Think motorcycle helmets are stuck in the 20th century? One New York-based startup wants to change that, envisioning a product that would combine cutting edge safety technology with futuristic looks and performance benefits everywhere else too. The first step: eliminating styrofoam.
For nearly as long as motorcycle helmets have been around, they’ve relied on styrofoam liners housed within a deformable shell to absorb impact energy. Precisely tailored densities and thicknesses of styrofoam are what keeps your head safe right now. While decidedly low tech — you’re basically wearing a glorified coffee cup — styrofoam provides omnidirectional energy absorption that can be precisely tailored to reduce the forces of the kind of constant velocity impacts that are measured in labs and can easily be written into legislation. Basically, researchers can determine the most common impact forces that need to be protected against then then specify the thickness and density of styrofoam needed to cushion an average-weight-per-size head from that force. Problems arise when the impact is too gentle to deform the styrofoam or so violent it exceed the styfrofoam’s ability to ameliorate the forces. Because they rely on deformation, helmets are only capable of effectively absorbing the forces of a single impact; go bouncing down the road, hitting your head multiple times and your brain will turn to mush.
At the heart of Del Rosario’s design is a three-stage approach to absorbing impact forces that promises to be both smaller and lighter than the styrofoam equivalent. The first layer of protection are gel inserts intended to to eliminate vibrations and other small forces that current helmet technology utterly ignores. While these kinds of forces are unlikely to cause injury, they do cause fatigue and discomfort.
The second layer of protection is a multi-layered laminate liner. Capable of flexing, crushing and delaminating, this liner can deal with a wider range of forces than a traditional styrofoam liner, which can only crush. Through the controlled destruction of this layer, a lower level of force reaches the helmet’s main level of impact absorption.
A carbon frame of arched members composes the Del Rosario helmet’s main safety mechanism.
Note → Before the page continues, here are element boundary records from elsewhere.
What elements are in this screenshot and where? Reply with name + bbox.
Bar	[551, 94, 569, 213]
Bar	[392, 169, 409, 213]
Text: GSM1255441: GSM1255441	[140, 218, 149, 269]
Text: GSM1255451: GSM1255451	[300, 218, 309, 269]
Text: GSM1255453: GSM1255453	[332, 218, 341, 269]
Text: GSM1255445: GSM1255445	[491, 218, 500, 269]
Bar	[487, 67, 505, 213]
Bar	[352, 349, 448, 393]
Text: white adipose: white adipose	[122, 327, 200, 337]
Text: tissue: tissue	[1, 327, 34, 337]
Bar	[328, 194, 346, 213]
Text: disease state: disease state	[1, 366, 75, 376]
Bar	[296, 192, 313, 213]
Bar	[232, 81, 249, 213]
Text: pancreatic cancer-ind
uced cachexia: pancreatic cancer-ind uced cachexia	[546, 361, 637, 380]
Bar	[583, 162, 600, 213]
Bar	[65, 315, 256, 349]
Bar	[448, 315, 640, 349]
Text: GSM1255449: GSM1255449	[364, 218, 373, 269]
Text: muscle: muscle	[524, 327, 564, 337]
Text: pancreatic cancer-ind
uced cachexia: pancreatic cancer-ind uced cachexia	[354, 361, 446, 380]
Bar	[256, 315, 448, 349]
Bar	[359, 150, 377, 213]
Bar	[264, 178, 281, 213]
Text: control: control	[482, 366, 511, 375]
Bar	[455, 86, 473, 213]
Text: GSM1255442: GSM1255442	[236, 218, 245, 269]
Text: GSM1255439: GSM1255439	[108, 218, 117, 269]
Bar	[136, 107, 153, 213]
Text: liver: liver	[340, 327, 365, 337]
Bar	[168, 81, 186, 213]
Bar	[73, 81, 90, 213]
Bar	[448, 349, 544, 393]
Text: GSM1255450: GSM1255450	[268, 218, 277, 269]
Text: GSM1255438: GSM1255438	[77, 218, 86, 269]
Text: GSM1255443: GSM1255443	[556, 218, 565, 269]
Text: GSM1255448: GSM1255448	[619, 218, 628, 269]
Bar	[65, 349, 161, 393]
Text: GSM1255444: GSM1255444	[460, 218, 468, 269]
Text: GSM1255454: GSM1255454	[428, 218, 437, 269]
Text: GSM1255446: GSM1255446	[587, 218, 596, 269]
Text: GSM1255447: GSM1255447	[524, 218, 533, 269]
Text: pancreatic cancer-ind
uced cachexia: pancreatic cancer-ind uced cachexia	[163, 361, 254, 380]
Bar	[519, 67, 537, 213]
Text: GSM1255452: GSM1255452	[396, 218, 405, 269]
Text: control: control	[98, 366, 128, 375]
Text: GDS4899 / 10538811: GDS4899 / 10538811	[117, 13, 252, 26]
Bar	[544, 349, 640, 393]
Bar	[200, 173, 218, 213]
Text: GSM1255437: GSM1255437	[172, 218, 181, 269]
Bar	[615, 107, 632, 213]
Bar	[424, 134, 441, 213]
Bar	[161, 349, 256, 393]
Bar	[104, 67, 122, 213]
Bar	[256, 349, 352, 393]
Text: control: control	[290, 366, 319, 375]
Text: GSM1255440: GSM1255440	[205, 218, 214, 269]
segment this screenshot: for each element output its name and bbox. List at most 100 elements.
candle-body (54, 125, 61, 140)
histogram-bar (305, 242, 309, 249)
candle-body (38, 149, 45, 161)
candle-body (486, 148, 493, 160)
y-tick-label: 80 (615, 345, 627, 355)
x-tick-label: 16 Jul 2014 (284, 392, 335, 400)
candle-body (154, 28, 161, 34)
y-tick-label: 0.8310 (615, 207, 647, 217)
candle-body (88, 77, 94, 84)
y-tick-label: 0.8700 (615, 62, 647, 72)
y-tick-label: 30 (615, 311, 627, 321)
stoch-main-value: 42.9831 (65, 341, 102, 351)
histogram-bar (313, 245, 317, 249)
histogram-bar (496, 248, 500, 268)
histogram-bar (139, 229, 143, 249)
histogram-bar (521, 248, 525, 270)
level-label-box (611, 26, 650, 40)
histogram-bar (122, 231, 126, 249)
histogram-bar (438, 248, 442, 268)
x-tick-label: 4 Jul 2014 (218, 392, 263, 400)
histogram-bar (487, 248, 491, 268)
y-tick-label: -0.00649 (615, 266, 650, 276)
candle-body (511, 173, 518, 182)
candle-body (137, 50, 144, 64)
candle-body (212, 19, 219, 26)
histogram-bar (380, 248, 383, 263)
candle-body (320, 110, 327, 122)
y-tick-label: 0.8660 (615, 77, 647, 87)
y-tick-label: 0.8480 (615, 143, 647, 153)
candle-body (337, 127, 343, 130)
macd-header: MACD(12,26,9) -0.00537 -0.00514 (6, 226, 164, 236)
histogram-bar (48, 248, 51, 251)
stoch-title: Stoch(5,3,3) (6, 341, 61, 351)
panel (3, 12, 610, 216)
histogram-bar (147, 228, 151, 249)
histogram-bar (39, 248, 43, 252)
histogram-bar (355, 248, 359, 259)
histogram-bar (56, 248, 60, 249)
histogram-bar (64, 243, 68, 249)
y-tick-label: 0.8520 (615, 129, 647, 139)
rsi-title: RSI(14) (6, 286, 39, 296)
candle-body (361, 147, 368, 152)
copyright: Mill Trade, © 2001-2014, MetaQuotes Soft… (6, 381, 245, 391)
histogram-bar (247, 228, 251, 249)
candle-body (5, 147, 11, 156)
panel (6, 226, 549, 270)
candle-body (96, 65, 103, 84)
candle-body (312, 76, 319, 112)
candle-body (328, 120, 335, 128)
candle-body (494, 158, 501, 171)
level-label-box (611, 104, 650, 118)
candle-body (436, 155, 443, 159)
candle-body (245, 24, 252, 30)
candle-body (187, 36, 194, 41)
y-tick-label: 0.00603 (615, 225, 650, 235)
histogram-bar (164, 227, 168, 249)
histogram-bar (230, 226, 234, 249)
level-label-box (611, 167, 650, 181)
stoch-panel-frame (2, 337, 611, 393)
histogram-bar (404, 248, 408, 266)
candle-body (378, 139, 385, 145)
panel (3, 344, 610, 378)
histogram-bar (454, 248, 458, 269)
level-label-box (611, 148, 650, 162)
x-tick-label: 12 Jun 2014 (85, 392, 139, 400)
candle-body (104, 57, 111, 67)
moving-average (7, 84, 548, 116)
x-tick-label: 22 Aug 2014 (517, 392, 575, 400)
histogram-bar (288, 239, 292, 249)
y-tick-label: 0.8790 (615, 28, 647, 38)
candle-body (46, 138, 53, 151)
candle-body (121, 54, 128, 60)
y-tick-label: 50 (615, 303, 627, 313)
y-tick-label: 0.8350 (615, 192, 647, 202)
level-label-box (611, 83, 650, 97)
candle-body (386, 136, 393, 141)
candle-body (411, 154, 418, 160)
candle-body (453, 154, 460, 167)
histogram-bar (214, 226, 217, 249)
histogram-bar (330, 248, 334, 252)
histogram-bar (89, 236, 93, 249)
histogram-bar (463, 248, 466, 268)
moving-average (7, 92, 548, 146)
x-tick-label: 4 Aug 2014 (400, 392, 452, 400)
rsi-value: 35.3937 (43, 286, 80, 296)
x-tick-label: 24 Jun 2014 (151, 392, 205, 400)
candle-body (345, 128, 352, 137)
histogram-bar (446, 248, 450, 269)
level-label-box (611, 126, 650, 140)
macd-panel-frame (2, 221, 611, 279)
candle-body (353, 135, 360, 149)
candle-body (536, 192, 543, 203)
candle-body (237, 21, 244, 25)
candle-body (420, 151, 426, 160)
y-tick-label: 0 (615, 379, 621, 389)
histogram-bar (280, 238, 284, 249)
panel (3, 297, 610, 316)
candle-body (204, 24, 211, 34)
Through the magical power of science, theses arches can be precisely tailored to flex or break in a predictable manner, coping with both high and low energy loads.
Del Rosario says those last two layers together are capable of absorbing impacts in the 60 to 100+ joule range, which compares favorably to the 60-80 joules that traditional styrofoam helmets can deal with.
Of course, you didn’t read this article because you go gaga over carbon members, you’re here because of the way these helmets look. Designed by John Del Rosario and other members of Gen Y, these helmets are the product of a childhood spent consuming a vision of the future shaped by movies like Akira, Blade Runner and Mad Max. Of course, the shape of the carbon/Kevlar shell has functional benefits too, the elongation mimics the form of a water droplet, the most aerodynamic shape in nature.
The colors share similar cultural influences. The yellow and black seen in the gallery below seems to be the poster child for the company and is based on Bruce Lee’s “The Game of Death,” which of course also influence the Kill Bill movies.
Del Rosario describes the look it’s going for as, “a clear departure from technical stiffness, coldness and rigidity.” Included is a pleasingly complex set of three dimensional details that add function and visual wonder without detracting from the simplicity of the overall shape. These are clearly helmets, just ones that haven’t before existed outside of your imagination. The company only relies on a single questionable component to achieve its look: the graphics-printed visors. While these use an established microdot process to delivery vision from one side and cool colors from the other, they still represent a possible functional compromise to vision in low-light conditions. We’re pleased to see the presence of a retractable dark visor in at least one of these designs.
So what are the chances that we’ll ever be able to wear such helmets? Well, everything you see here is technology that’s currently feasible and Del Rosario seems have a solid plan for production and marketing. In addition to selling safer, cooler helmets, they hope such a product could also convince people who don’t currently wear helmets finally put one on. What they need to make this happen, of course, is money. With such a striking design, clear functional benefits and ambitious production and marketing plans, raising interest from investors should be simple. The world doesn’t work that way, but we’d kill to put one of these on our heads, surely some smart investors feel the same way.